1. Translating subtle detail (punctuation, ellipsis).

2. Extra emphasis.

3. Rendering cadence and rhythm.

4. Preserving the distinction between authorial language and literary parlance (critical).

5. Narrowing the sense appropriately.

The translators understood the text well. P&V is consistently literalist and inconsistently thorough at that. The slippery slope of a literal translation makes it impossible to render the distinction between the author's parlance and common literary knowledge. More so, critical stylistic nuances also get lost in a replica of the original syntax. France, in The Oxford Guide to English Literature in Translation (2000) remarks that their translations are readable, superior to Garnett and balanced (that is, between formal and dynamic equivalence). We tend to disagree and have convincingly shown above that this is not the case.

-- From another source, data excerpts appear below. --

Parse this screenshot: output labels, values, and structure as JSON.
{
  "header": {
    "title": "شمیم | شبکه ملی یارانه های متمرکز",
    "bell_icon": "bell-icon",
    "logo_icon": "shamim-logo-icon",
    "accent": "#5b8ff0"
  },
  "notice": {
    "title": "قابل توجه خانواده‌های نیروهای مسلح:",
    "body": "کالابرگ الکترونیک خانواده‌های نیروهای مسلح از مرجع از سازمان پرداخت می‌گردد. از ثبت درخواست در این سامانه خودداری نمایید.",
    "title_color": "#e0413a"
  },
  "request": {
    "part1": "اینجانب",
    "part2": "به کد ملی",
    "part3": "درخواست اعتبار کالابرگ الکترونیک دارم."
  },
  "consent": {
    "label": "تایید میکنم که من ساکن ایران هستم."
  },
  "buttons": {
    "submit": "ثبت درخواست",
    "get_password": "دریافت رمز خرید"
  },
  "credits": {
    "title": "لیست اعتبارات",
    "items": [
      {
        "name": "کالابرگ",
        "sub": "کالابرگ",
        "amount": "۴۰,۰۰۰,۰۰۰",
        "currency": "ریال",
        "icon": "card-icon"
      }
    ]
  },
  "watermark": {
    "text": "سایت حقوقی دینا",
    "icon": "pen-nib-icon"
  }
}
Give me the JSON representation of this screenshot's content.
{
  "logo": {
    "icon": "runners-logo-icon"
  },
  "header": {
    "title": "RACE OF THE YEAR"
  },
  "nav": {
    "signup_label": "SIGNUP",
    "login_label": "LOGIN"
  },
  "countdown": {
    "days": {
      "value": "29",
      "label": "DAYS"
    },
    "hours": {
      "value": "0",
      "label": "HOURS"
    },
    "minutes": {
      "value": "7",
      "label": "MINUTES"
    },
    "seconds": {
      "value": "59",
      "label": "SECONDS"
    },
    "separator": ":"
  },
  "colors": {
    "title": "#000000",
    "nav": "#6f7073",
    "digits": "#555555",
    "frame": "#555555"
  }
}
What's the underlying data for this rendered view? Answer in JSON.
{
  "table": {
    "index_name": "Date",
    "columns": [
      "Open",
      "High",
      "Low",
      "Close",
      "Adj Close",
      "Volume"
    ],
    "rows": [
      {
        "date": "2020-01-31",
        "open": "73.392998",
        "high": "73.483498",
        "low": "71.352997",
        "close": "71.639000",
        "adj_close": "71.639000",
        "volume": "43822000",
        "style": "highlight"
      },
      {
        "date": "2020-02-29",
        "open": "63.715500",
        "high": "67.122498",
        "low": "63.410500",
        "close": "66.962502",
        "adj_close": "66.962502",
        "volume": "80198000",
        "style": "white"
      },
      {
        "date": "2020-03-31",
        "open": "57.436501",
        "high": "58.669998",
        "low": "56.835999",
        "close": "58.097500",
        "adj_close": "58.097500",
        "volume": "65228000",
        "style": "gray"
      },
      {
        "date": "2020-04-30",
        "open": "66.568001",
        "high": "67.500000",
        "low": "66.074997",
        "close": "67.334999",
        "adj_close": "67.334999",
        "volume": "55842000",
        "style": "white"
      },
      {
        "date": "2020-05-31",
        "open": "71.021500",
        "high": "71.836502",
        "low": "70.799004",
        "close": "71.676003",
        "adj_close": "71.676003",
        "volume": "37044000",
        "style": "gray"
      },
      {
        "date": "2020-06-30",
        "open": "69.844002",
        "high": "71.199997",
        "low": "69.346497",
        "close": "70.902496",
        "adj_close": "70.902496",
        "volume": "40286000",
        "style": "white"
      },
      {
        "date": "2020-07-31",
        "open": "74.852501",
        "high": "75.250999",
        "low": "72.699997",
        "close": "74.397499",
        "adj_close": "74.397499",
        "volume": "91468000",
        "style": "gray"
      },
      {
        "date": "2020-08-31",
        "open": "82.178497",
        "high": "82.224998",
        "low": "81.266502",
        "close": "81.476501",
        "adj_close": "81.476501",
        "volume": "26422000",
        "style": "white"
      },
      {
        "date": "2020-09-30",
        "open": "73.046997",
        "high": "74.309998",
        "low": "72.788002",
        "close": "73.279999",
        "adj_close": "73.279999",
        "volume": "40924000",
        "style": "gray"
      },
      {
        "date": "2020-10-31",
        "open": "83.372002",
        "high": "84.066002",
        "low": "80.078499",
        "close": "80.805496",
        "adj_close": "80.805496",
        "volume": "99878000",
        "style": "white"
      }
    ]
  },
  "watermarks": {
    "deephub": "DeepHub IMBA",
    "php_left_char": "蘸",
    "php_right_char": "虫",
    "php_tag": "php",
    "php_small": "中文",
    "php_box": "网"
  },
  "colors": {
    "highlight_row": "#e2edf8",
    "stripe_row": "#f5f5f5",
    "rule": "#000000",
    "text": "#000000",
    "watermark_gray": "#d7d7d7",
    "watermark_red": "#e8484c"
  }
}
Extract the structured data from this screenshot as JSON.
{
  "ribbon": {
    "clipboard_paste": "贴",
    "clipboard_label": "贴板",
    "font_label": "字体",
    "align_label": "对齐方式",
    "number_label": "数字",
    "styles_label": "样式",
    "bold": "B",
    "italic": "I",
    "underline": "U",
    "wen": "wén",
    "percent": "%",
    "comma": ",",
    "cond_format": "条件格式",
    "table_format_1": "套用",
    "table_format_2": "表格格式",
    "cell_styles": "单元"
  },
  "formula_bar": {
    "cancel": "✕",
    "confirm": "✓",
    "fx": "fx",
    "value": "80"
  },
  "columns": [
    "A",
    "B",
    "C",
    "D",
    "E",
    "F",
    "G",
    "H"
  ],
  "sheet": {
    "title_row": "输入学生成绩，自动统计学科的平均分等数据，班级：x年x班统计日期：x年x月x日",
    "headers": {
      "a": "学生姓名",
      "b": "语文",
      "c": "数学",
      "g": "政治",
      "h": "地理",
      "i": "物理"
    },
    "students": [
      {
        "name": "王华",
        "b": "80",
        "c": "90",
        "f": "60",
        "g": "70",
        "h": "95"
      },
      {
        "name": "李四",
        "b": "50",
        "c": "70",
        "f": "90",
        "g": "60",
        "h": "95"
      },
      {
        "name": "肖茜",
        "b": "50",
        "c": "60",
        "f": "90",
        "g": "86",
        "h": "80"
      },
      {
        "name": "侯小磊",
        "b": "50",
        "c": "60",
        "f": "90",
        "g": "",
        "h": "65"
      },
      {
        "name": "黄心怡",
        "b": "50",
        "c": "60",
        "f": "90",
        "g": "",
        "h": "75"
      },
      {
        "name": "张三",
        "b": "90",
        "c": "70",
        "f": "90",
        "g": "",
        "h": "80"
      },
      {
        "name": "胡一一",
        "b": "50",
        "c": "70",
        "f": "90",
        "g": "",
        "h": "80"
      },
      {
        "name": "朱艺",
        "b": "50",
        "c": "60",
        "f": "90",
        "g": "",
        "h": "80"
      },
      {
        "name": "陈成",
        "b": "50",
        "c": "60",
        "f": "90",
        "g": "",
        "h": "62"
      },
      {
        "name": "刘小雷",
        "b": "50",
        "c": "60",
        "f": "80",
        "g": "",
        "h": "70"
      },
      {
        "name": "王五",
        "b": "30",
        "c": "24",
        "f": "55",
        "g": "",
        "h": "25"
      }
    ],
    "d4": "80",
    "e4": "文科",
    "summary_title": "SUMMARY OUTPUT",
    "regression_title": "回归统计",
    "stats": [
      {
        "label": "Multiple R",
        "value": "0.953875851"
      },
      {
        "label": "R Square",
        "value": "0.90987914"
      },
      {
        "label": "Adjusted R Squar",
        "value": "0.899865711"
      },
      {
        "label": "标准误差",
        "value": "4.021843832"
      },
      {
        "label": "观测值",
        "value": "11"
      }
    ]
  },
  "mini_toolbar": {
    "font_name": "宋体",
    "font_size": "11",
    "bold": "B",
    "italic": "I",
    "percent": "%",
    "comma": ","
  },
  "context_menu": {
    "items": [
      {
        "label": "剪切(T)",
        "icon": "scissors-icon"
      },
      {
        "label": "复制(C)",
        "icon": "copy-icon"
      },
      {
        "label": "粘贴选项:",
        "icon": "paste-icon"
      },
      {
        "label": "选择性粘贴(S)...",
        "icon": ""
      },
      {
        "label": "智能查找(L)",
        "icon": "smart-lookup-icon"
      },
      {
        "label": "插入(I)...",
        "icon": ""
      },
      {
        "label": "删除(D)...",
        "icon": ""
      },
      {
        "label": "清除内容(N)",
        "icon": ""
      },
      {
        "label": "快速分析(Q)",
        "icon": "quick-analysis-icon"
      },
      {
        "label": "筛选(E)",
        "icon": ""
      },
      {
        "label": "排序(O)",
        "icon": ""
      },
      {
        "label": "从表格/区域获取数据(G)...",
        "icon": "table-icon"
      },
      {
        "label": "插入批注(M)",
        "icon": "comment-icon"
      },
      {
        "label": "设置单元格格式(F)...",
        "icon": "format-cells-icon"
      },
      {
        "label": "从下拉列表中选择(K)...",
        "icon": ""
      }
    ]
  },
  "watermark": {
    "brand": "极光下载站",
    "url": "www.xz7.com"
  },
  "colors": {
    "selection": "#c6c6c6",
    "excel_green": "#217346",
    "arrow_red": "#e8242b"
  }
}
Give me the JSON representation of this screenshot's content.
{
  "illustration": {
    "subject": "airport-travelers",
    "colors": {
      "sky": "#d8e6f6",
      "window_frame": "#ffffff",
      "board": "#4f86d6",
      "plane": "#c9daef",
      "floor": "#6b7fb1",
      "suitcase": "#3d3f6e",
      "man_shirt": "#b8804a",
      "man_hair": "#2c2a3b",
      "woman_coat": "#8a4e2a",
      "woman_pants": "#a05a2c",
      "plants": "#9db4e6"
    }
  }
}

In comparison, Wilks et al. are much better by virtue of not being overly literal. They, however, sometimes narrow down too much inappropriately. Slater is superior in all respects. Not only does he succeed in navigating the subtle challenges that the text poses, but he also manages to be consistent and elegant, producing a readable and idiomatic text. In this regard, we can confirm France's evaluation and state that this translation is indeed the best.

2.3 The Case of Chekhov

Pre-Translation introduction and analysis

A keen eye to detail is essential when translating short stories, and even more so when translating Chekhov, whose style, as Nabokov notes, is witty and vivid in detail. Also partly owing to the fact that he never took himself to write long works. Chekhov frequently uses colloquial language and proverbs, which are naturally challenging to translate. It is exactly in the right place and at the right time, prompting the potential translators to search for viable alternatives.

Comparison of Translations

Speaking of the plot, at the end of the story, we learn that the protagonist's lamentation does find understanding among his interlocutors. At the apex of his romance, they (the protagonist and his love) face a quandary--whether to ditch everything and run away or leave--a to be or not to be moment. In the end, Chekhov makes it clear that his account was an exaggeration. But, on closer observation, we see that it is self-referential, and the quality of the translation makes it more or less opaque to the reader. Nabokov predicted this quite right, and these minor details (but very important) do indeed get lost in translation. We will explicate in greater detail.

Excerpt 1 (emphasis mine)

Мы, русские, порядочные люди, питаем пристрастие к этим вопросам, остающимся без разрешения. Обыкновенно любовь поэтизируют, украшают ее розами, соловьями, мы же, русские, украшаем нашу любовь этими роковыми вопросами, и притом выбираем из них самые неинтересные.